In this two-part article we are going to give you the top 10 words or phrases you should ban from RFP responses if you want a meaningful response to your technology / technology-backed / technology assisted RFP that’s not full of meaningless buzzwords, ambiguity, misdirection, or some combination thereof. The simple fact of the matter is that if you allow any of these phrases, you are not getting an answer, or at least not an answer you need.
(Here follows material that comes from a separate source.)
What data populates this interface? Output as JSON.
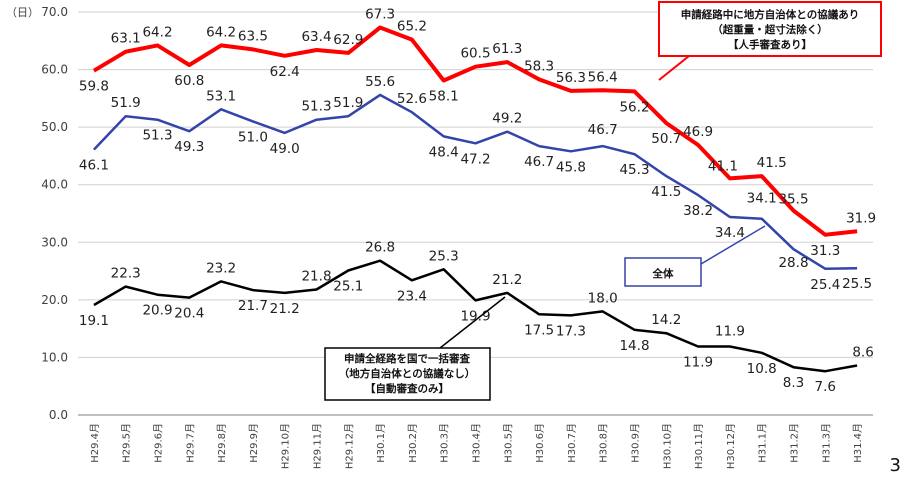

Let’s get straight to the point. “Savings” do not exist. Cost avoidance does exist, but if a sourcing event identifies “savings”, it doesn’t mean that you negotiated savings, it meant that you were overspending and that the event identified that overspend so you could make changes to your Procurement to prevent that overspend. That’s it. Savings is money the business accumulates over time. The other definition is finding a way to truly reduce the amount of time, material, or resources to make something — which is something that is up to your supplier to figure out, not you. Your job is to buy at the lowest cost + margin the vendor/service provider will sell for and avoid overspend. The only “savings” you can realize is in the amount of time a process takes (which is why you buy appropriate software platforms to minimize your effort) or the amount of resources a product takes (with a better design). That’s true savings.
9. Market Intelligence
This one absolutely drives the doctor crazy and it should drive you crazy too. WTF is “market intelligence”. The market is not intelligent. In fact, ever since the introduction of Reaganomics, predicated on the false belief that a rising tide floats all boats (as discussed in Why America Abandoned the Greatest Economy in History), one could argue that the market has become decidedly unintelligent (at the same time that American IQ’s have dropped as per a recent article on The Hill, which, of course, we all blame on X).
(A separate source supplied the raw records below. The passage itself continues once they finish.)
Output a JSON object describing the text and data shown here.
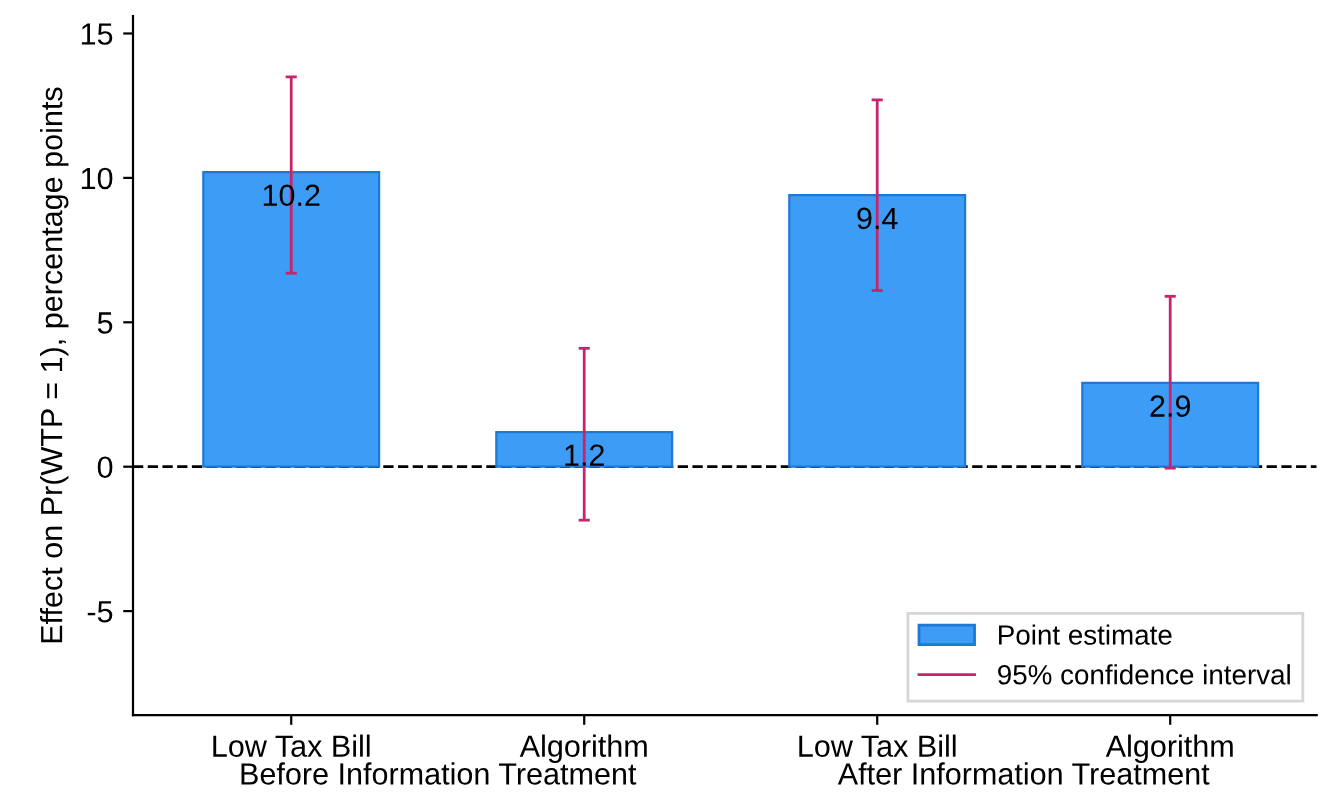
{
  "chart_data": {
    "type": "bar",
    "ylabel": "Effect on Pr(WTP = 1), percentage points",
    "categories": [
      "Low Tax Bill",
      "Algorithm",
      "Low Tax Bill",
      "Algorithm"
    ],
    "series": [
      {
        "name": "Point estimate",
        "color": "#3d9cf5",
        "values": [
          10.2,
          1.2,
          9.4,
          2.9
        ],
        "errors": [
          [
            6.7,
            13.5
          ],
          [
            -1.85,
            4.1
          ],
          [
            6.1,
            12.7
          ],
          [
            -0.05,
            5.9
          ]
        ]
      }
    ],
    "annotations": [
      "Before Information Treatment",
      "After Information Treatment",
      "95% confidence interval"
    ],
    "ylim": [
      -8.6,
      15.6
    ],
    "yticks": [
      -5,
      0,
      5,
      10,
      15
    ],
    "ref_lines": [
      {
        "axis": "y",
        "value": 0,
        "color": "#000000",
        "line_style": "dashed"
      }
    ],
    "data_labels": true,
    "grid": false,
    "legend": "bottom right"
  }
}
Now, they may promise better insight into market pricing (but what is that, especially if you can just buy a real-time data feed to commodity indices or public sector contract prices), market dynamics (but isn’t that just buy and sell data), inflation or cost changes (but that requires good predictive analytics, do they have that technology and do they know how to use it), and so on, but only true experts can really provide insight that is likely to come true. And do they have those experts? And what’s their historical accuracy? Most firms don’t have leading experts in the top 10%. Basic math says only 1 / 10 “experts” are in the top 10% and only 1 / 10 companies offering a “market intelligence” service are in the top 10. So ask exactly what information/advice they provide you, how they provide it, how often they update it, who in particular does any manual predictions, and so on.
Diversity is important. It’s very important. It’s absolutely necessary if you need a supplier to come up with innovative solutions to a problem. But simply allowing a supplier to say they are diverse or check a “diversity” box doesn’t tell you anything. First of all, what’s their definition of diverse. One white woman on a board that otherwise is entirely composed of greedy old white men? Might make their definition of diverse, but definitely, definitely, definitely wouldn’t make the doctor‘s definition of diversity.
True diversity is men and women of all ethnicities, experiential backgrounds, educational backgrounds, and so on that are available to you in the areas in which you employ people. Especially those from diverse backgrounds divergent from your founders / management. And it’s not an arbitrary target, it’s representative of the average diversity in your area. As we have said before, saying you want 50% women in an IT or Engineering company when only 25% of graduates are women is not achievable (but 25% is).
7. Green Procurement
What does “green procurement” mean. the doctor bets you have a definition. And the doctor bets its probably bull crap. Not to say that your intentions, or goals, are bad, or that what you think it is is bad, but that how a less than scrupulous supplier will respond to it is bad. Because when it comes to “green”, there is an awful lot of “greenwashing”, “greenlighting”, “greenrinsing”, “greenhushing”, “greenshifting”, “greencrowding”, or other decidely ungreen practices out there, and if you’re not careful, a supplier will sell you one of these not-so-green services when you ask for a “green” solution. (And, in fact, you’d be greener if you simply asked Kermit the Frog to buy you some lettuce from the local farm. After all, no one knows better than Kermit that It’s Not Easy Being Green.)
6. Sustainable Procurement
What does this mean? It’s even more ambiguous than “green procurement”. Does it mean that what you are buying is sustainable, or does it mean that the process is sustainable. Technically, under the rules of English Grammar (you know, that system of language rules they don’t seem to teach anymore), “sustainable” is an adjective to the “procurement” noun that follows, so as long as the vendor/service provider supports your Procurement process in a way that is sustainable to you, they’ve technically met the requirement, right? Right! But what you want is sustainable goods and services, but that’s not technically what you asked and the sneaky slippery suppliers will try to use that ambiguity to give an ambiguous response and slip a bid in that you shouldn’t consider. So again, don’t ask if they have sustainable procurement, ask what efforts they make to use renewables, minimize resource (water, energy, non-renewable material) use, ensure their suppliers are using sustainable practices and financially sound, and so on.
In other words, buzzwords are not answers, and any provider that simply spews slang at you is not solving serious situations that are relevant to your business. So ban the buzzwords, get deep insight, and make the right decisions.